Pascual Perez

Pascual prowls the mound like a restless hyena. Every pitch is accompanied by a flurry of gestures, grimaces and moans. “He looks like he’s pitching at the end of a rubber band,” says Joe Torre, who managed Pascual from 1982 to ’84 with the Atlanta Braves.

Pascual wears enough gold to buy Trinidad and Tobago and flashes the sly half smile of a kid in a pet store who has just set all the puppies free. But he can also be mercurial—bored one moment, expansive the next. “Anybody know nothing about Pascual,” says his old friend Felix Becena. “He’s inpredictable.”
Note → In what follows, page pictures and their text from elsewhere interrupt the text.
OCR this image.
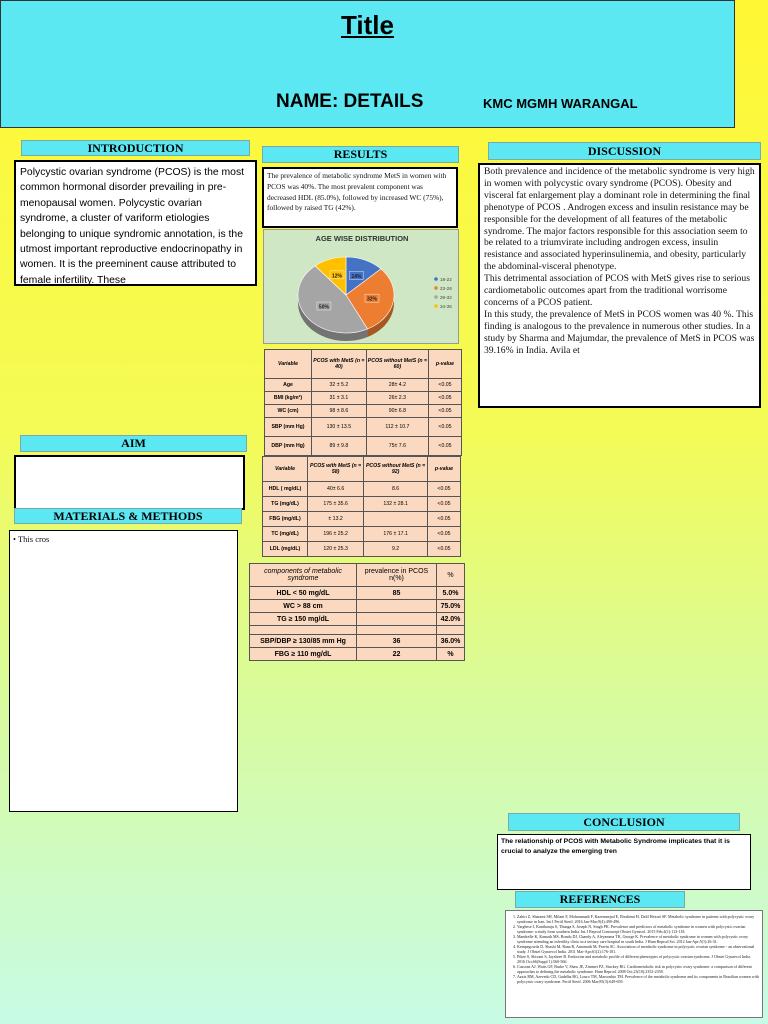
Title
NAME: DETAILS	KMC MGMH WARANGAL
INTRODUCTION
Polycystic ovarian syndrome (PCOS) is the most common hormonal disorder prevailing in pre-menopausal women. Polycystic ovarian syndrome, a cluster of variform etiologies belonging to unique syndromic annotation, is the utmost important reproductive endocrinopathy in women. It is the preeminent cause attributed to female infertility. These
RESULTS
The prevalence of metabolic syndrome MetS in women with PCOS was 40%. The most prevalent component was decreased HDL (85.0%), followed by increased WC (75%), followed by raised TG (42%).
AGE WISE DISTRIBUTION
14%
32%
50%
12%	18-22
23-26
29-32
34-36
Variable	PCOS with MetS (n = 40)	PCOS without MetS (n = 60)	p-value
Age	32 ± 5.2	28± 4.2	<0.05
BMI (kg/m²)	31 ± 3.1	26± 2.3	<0.05
WC (cm)	98 ± 8.6	90± 6.8	<0.05
SBP (mm Hg)	130 ± 13.5	112 ± 10.7	<0.05
DBP (mm Hg)	89 ± 9.8	75± 7.6	<0.05
Variable	PCOS with MetS (n = 58)	PCOS without MetS (n = 92)	p-value
HDL ( mg/dL)	40± 6.6	8.6	<0.05
TG (mg/dL)	175 ± 35.6	132 ± 28.1	<0.05
FBG (mg/dL)	± 13.2		<0.05
TC (mg/dL)	196 ± 25.2	176 ± 17.1	<0.05
LDL (mg/dL)	120 ± 25.3	9.2	<0.05
components of metabolic syndrome	prevalence in PCOS n(%)	%
HDL < 50 mg/dL	85	5.0%
WC > 88 cm		75.0%
TG ≥ 150 mg/dL		42.0%

SBP/DBP ≥ 130/85 mm Hg	36	36.0%
FBG ≥ 110 mg/dL	22	%
AIM
MATERIALS & METHODS
• This cros
DISCUSSION
Both prevalence and incidence of the metabolic syndrome is very high in women with polycystic ovary syndrome (PCOS). Obesity and visceral fat enlargement play a dominant role in determining the final phenotype of PCOS . Androgen excess and insulin resistance may be responsible for the development of all features of the metabolic syndrome. The major factors responsible for this association seem to be related to a triumvirate including androgen excess, insulin resistance and associated hyperinsulinemia, and obesity, particularly the abdominal-visceral phenotype.
This detrimental association of PCOS with MetS gives rise to serious cardiometabolic outcomes apart from the traditional worrisome concerns of a PCOS patient.
In this study, the prevalence of MetS in PCOS women was 40 %. This finding is analogous to the prevalence in numerous other studies. In a study by Sharma and Majumdar, the prevalence of MetS in PCOS was 39.16% in India. Avila et
CONCLUSION
The relationship of PCOS with Metabolic Syndrome implicates that it is crucial to analyze the emerging tren
REFERENCES
1. Zahiri Z, Sharami SH, Milani F, Mohammadi F, Kazemnejad E, Ebrahimi H, Dalil Heirati SF. Metabolic syndrome in patients with polycystic ovary syndrome in Iran. Int J Fertil Steril. 2016 Jan-Mar;9(4):490-496.
2. Varghese J, Kantharaju S, Thunga S, Joseph N, Singh PK. Prevalence and predictors of metabolic syndrome in women with polycystic ovarian syndrome: a study from southern India. Int J Reprod Contracept Obstet Gynecol. 2015 Feb;4(1):113-118.
3. Mandrelle K, Kamath MS, Bondu DJ, Chandy A, Aleyamma TK, George K. Prevalence of metabolic syndrome in women with polycystic ovary syndrome attending an infertility clinic in a tertiary care hospital in south India. J Hum Reprod Sci. 2012 Jan-Apr;5(1):26-31.
4. Kempegowda D, Shashi M, Rana R, Amarnath M, Pravin SC. Association of metabolic syndrome in polycystic ovarian syndrome - an observational study. J Obstet Gynaecol India. 2011 Mar-Apr;61(2):176-181.
5. Pikee S, Shivani S, Jayshree B. Endocrine and metabolic profile of different phenotypes of polycystic ovarian syndrome. J Obstet Gynaecol India. 2016 Oct;66(Suppl 1):560-566.
6. Cussons AJ, Watts GF, Burke V, Shaw JE, Zimmet PZ, Stuckey BG. Cardiometabolic risk in polycystic ovary syndrome: a comparison of different approaches to defining the metabolic syndrome. Hum Reprod. 2008 Oct;23(10):2352-2358.
7. Azziz RM, Azevedo CD, Gadelha BG, Louro TM, Marsonhio TM. Prevalence of the metabolic syndrome and its components in Brazilian women with polycystic ovary syndrome. Fertil Steril. 2006 Mar;85(3):649-659.
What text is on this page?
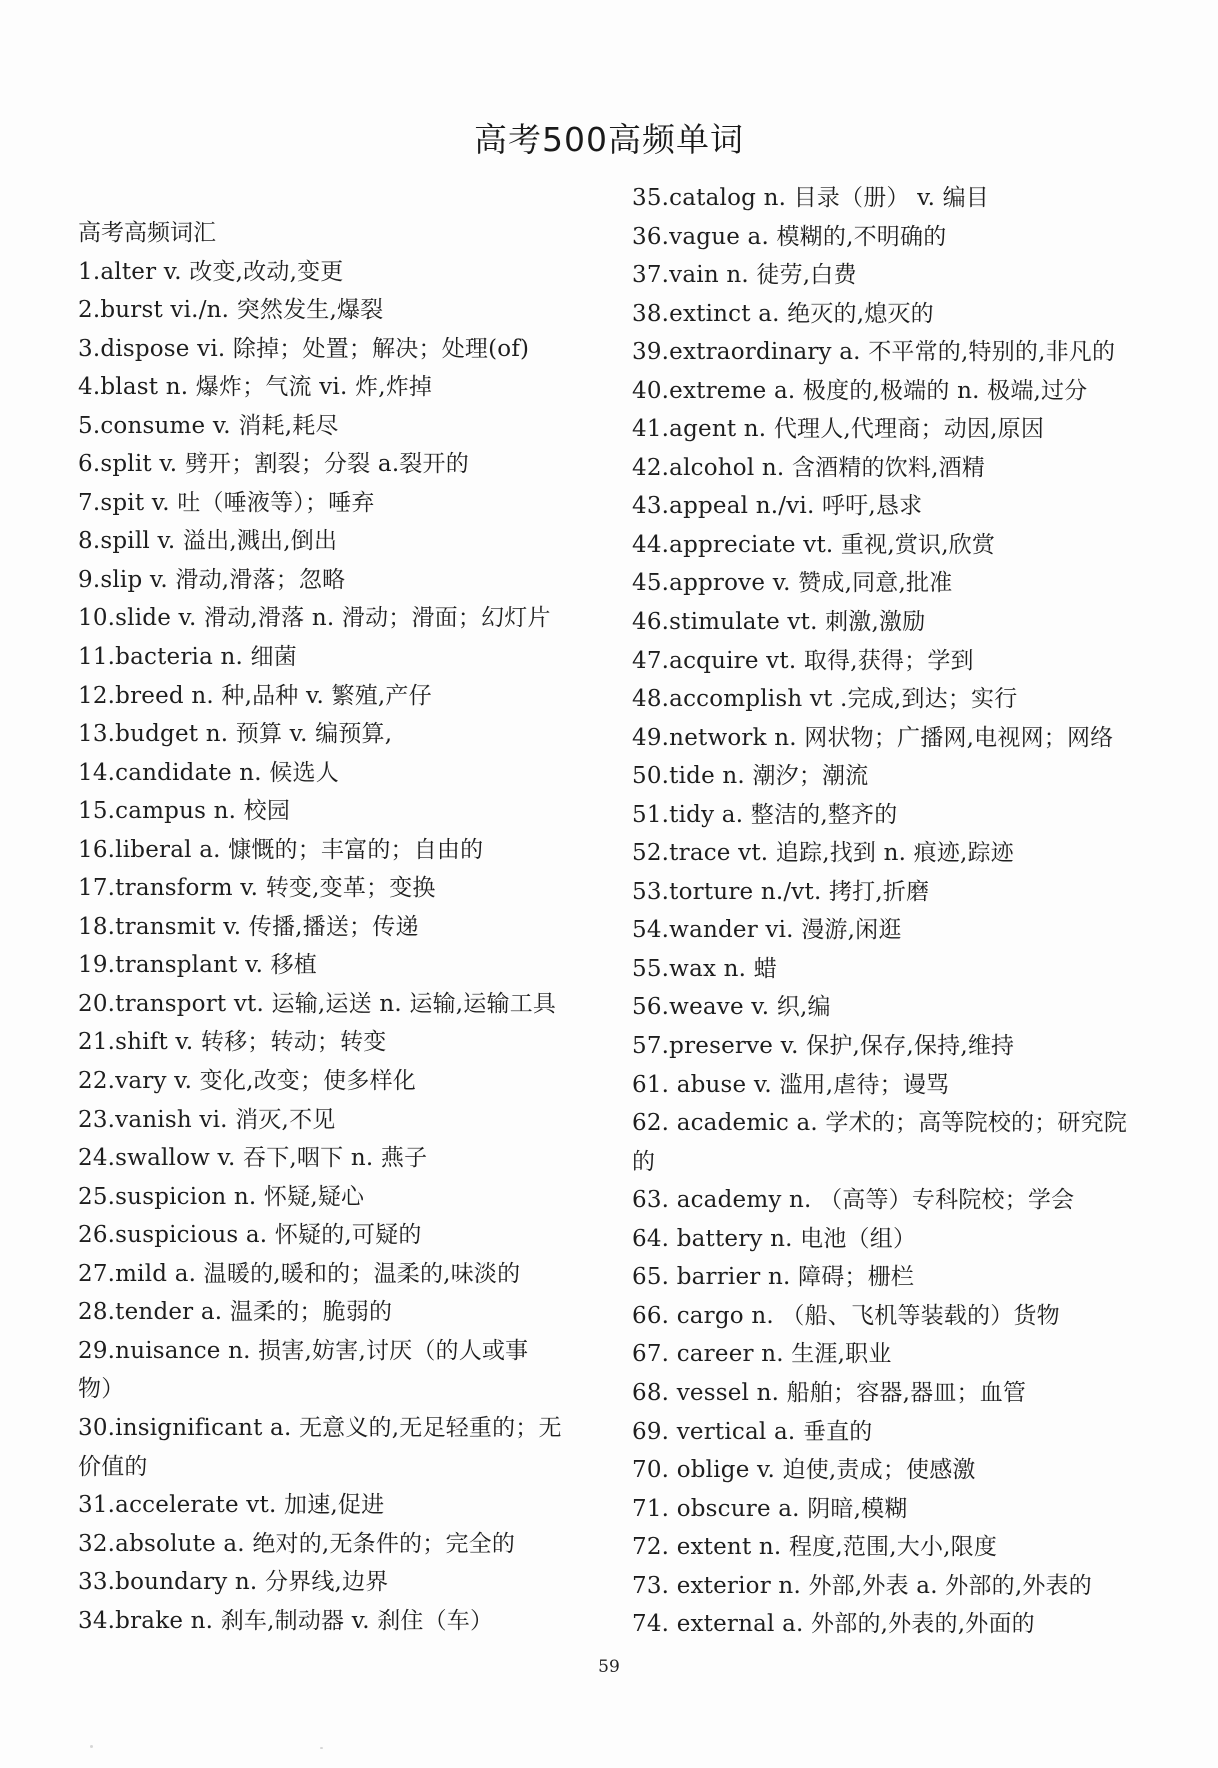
高考500高频单词
高考高频词汇
1.alter v. 改变,改动,变更
2.burst vi./n. 突然发生,爆裂
3.dispose vi. 除掉；处置；解决；处理(of)
4.blast n. 爆炸；气流 vi. 炸,炸掉
5.consume v. 消耗,耗尽
6.split v. 劈开；割裂；分裂 a.裂开的
7.spit v. 吐（唾液等）；唾弃
8.spill v. 溢出,溅出,倒出
9.slip v. 滑动,滑落；忽略
10.slide v. 滑动,滑落 n. 滑动；滑面；幻灯片
11.bacteria n. 细菌
12.breed n. 种,品种 v. 繁殖,产仔
13.budget n. 预算 v. 编预算,
14.candidate n. 候选人
15.campus n. 校园
16.liberal a. 慷慨的；丰富的；自由的
17.transform v. 转变,变革；变换
18.transmit v. 传播,播送；传递
19.transplant v. 移植
20.transport vt. 运输,运送 n. 运输,运输工具
21.shift v. 转移；转动；转变
22.vary v. 变化,改变；使多样化
23.vanish vi. 消灭,不见
24.swallow v. 吞下,咽下 n. 燕子
25.suspicion n. 怀疑,疑心
26.suspicious a. 怀疑的,可疑的
27.mild a. 温暖的,暖和的；温柔的,味淡的
28.tender a. 温柔的；脆弱的
29.nuisance n. 损害,妨害,讨厌（的人或事
物）
30.insignificant a. 无意义的,无足轻重的；无
价值的
31.accelerate vt. 加速,促进
32.absolute a. 绝对的,无条件的；完全的
33.boundary n. 分界线,边界
34.brake n. 刹车,制动器 v. 刹住（车）
35.catalog n. 目录（册） v. 编目
36.vague a. 模糊的,不明确的
37.vain n. 徒劳,白费
38.extinct a. 绝灭的,熄灭的
39.extraordinary a. 不平常的,特别的,非凡的
40.extreme a. 极度的,极端的 n. 极端,过分
41.agent n. 代理人,代理商；动因,原因
42.alcohol n. 含酒精的饮料,酒精
43.appeal n./vi. 呼吁,恳求
44.appreciate vt. 重视,赏识,欣赏
45.approve v. 赞成,同意,批准
46.stimulate vt. 刺激,激励
47.acquire vt. 取得,获得；学到
48.accomplish vt .完成,到达；实行
49.network n. 网状物；广播网,电视网；网络
50.tide n. 潮汐；潮流
51.tidy a. 整洁的,整齐的
52.trace vt. 追踪,找到 n. 痕迹,踪迹
53.torture n./vt. 拷打,折磨
54.wander vi. 漫游,闲逛
55.wax n. 蜡
56.weave v. 织,编
57.preserve v. 保护,保存,保持,维持
61. abuse v. 滥用,虐待；谩骂
62. academic a. 学术的；高等院校的；研究院
的
63. academy n. （高等）专科院校；学会
64. battery n. 电池（组）
65. barrier n. 障碍；栅栏
66. cargo n. （船、飞机等装载的）货物
67. career n. 生涯,职业
68. vessel n. 船舶；容器,器皿；血管
69. vertical a. 垂直的
70. oblige v. 迫使,责成；使感激
71. obscure a. 阴暗,模糊
72. extent n. 程度,范围,大小,限度
73. exterior n. 外部,外表 a. 外部的,外表的
74. external a. 外部的,外表的,外面的
59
After nearly being decapitated by a line drive last August at Wrigley Field, Mr. Inpredictability threw a pitch into the Cubs dugout. “I don’t do nothing in particular on purpose,” he said afterward. Yet two weeks later, while batting against the Dodgers, he purposely ignored three straight bunt signs and struck out swinging. “I was rockin’ and rollin’,” he explained.

Franz Lidz, Sports Illustrated, Jan. 8, 1990.

Awful news this morning about former Brave, Expo and Yankee jheri-curl hero Pascual Perez, one of the most entertaining baseball players I’ve ever had the pleasure to watch. With a flamboyant windup and demeanor, and a propensity for throwing eephus pitches and attempting pickoffs between his legs, Perez was easily among the non-Mets most frequently imitated in Wiffleball games among my friends when we were kids.